I didn't ask to be born

Discussion in 'Off-topic Discussion' started by GhostRider@11, Apr 3, 2024.

  1. Meshuga

    Meshuga Fapstronaut

    2,180
    4,008
    143
    That might be too harsh. If you top an exam without giving your best, that may mean you have mastered the material already. Your mediocre effort, in this case, was good enough on an objective level, so take that W with gratitude.
    But on the flipside, it’s hard to really give your best and fail an exam. Failing an exam is a good time to reevaluate your time management.
    Who are you to tell God not only what He may give you, but when? The use of good things in life now, rather than before, is perhaps you will not take them as idols. It’s okay to enjoy the gifts God offers us, if we do not worship them instead of the giver.
    God does not attack us with greed, or lead us in circles.

    The letter from James talks about this, about what is from God, and about being double minded. In the Old Testament, the book of Job talks about suffering, and Ecclesiastes says

    I turned away and thought about all the kinds of oppression being done under the sun.
    I saw the tears of the oppressed,
    And they had no one to comfort them.
    The power was on the side of the oppressors,
    and they had no one to comfort them.
    So I considered the dead happier, because they were already dead, than the living, who must still live their lives; but happier than either of them is the one who has not yet been born, because he has not yet seen the evil things that are done under the sun (Ecc. 4:1-3, CJB). But the teacher in this book finds a way to hope and purpose.

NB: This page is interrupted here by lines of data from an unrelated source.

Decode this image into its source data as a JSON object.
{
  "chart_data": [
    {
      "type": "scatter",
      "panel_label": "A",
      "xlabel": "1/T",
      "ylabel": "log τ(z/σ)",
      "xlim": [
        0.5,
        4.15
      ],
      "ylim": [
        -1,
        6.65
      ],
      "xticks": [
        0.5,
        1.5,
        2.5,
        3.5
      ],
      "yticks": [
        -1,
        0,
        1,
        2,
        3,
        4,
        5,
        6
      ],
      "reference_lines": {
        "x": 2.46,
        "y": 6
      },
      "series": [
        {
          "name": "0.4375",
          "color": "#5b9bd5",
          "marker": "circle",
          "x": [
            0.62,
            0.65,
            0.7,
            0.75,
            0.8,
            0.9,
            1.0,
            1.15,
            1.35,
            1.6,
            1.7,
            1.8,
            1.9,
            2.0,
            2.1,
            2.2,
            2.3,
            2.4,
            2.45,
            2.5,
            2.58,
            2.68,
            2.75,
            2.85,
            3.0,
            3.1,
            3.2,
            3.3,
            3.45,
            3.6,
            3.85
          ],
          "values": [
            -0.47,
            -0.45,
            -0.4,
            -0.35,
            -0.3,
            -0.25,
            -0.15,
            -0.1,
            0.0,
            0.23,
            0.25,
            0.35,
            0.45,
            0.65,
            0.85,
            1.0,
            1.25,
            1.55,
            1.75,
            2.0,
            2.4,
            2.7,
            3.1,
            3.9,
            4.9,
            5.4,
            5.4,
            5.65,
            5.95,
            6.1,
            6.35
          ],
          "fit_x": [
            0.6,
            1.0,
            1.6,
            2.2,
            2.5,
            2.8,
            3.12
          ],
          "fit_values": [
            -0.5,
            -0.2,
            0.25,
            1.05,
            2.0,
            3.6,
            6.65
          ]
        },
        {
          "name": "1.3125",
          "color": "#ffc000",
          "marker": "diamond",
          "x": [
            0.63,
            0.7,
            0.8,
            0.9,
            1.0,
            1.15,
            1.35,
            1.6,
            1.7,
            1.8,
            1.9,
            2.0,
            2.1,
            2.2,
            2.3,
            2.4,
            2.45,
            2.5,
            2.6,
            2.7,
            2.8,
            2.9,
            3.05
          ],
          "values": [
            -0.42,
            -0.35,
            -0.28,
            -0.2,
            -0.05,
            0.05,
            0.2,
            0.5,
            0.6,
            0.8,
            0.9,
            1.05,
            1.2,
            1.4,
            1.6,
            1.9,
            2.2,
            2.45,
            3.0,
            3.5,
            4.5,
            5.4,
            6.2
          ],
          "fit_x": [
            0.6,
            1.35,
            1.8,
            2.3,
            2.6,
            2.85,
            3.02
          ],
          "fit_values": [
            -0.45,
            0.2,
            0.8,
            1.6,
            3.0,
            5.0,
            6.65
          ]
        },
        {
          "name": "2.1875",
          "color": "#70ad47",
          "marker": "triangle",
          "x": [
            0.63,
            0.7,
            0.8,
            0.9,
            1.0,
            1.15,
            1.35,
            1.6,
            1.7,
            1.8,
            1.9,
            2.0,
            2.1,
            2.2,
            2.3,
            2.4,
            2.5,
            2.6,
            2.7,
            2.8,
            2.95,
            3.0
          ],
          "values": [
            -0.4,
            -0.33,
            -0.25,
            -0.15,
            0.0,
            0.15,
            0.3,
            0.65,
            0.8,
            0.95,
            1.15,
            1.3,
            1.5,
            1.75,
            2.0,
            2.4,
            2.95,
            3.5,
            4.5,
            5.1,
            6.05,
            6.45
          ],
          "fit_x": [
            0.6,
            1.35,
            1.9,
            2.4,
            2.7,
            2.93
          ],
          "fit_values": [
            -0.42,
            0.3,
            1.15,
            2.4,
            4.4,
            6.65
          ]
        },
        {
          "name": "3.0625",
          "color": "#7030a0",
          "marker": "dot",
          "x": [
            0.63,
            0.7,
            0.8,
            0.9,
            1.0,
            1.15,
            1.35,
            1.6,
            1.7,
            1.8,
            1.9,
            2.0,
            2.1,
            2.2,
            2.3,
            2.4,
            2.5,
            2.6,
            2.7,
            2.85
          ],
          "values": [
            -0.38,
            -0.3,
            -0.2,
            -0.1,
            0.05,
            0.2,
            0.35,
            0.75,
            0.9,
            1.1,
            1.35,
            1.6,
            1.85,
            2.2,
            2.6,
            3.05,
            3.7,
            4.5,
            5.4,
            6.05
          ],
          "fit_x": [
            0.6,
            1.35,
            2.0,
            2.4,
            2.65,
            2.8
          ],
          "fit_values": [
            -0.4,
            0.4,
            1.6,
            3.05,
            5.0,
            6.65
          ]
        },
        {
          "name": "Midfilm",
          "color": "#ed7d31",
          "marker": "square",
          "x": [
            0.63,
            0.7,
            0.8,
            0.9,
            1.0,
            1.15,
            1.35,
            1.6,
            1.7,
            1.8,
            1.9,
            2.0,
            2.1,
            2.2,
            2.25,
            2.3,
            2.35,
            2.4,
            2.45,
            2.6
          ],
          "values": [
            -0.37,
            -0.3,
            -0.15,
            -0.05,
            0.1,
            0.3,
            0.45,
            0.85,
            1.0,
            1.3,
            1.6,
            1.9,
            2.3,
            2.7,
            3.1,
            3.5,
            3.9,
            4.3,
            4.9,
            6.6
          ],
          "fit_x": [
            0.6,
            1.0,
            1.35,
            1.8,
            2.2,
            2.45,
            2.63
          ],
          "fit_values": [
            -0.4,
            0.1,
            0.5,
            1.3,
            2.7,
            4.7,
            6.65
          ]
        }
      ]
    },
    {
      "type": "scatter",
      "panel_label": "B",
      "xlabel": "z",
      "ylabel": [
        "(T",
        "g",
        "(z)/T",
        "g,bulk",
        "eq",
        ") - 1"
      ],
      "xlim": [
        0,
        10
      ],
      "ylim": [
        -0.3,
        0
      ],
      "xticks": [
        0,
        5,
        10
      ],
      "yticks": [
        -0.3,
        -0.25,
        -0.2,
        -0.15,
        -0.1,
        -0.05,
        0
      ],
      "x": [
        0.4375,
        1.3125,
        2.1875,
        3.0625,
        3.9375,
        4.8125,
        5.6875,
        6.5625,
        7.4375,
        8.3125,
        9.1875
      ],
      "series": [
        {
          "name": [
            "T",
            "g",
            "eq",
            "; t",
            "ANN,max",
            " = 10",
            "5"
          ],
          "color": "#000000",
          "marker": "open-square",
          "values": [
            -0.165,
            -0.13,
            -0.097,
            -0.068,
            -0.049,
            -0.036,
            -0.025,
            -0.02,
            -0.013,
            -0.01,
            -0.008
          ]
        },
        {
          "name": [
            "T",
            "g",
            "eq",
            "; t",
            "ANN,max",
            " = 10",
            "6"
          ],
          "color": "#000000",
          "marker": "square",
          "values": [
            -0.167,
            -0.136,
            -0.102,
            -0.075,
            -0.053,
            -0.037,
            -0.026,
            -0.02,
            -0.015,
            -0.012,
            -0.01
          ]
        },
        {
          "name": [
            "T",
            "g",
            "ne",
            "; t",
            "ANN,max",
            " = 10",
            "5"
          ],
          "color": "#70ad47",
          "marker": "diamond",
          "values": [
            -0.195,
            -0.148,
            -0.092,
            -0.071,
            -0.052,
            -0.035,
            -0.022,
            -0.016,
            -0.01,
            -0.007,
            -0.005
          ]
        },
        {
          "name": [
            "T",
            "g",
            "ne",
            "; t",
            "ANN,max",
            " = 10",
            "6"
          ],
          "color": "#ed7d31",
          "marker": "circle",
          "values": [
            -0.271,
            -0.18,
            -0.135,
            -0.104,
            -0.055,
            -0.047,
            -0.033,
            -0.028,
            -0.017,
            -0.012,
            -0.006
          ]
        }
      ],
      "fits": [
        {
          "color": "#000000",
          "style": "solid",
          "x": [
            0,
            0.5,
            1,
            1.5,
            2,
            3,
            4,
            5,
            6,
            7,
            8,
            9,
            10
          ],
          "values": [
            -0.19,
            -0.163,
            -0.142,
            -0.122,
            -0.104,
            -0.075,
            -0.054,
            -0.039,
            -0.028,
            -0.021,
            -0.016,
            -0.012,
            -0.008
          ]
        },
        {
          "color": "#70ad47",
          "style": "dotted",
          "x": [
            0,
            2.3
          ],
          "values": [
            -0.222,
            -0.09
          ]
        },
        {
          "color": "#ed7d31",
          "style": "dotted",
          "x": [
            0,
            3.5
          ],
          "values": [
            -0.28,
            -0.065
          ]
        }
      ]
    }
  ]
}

    A lot of it is about how you feel, not how life is. Quit porn, get normal hormones reestablished while you learn to deal with the slings & arrows of outrageous fortune without resorting to fantasies. That will stabilize your body. Meantime, you can read philosophy, but understand the whole time that your perspective is warped.

    In the beginning of “The Snow Queen” by Hans Christian Andersen, the Devil makes a mirror that twists the image reflected in it. Beautiful things look ugly. It sort of shows the way things are, but a cynical presentation of it. He wants to show his mirror to God in heaven, so he has three demons tow it up into the sky, but the atmospheric pressure changes and the mirror breaks. The shards fly into a million pieces, blown about in the wind, and a tiny needle lodges in a young boy’s eye. It changes how he sees things. He sees truth, but without kindness. He becomes clever but cruel. Eventually that shard works its way through his eye, burrowing deep to freeze his heart.

    It’s just a story, but I find it an apt description for how intelligence combined with cynicism can be self-harm. Be careful. Stay realistic, but don’t indulge in bitterness. You’ll be okay.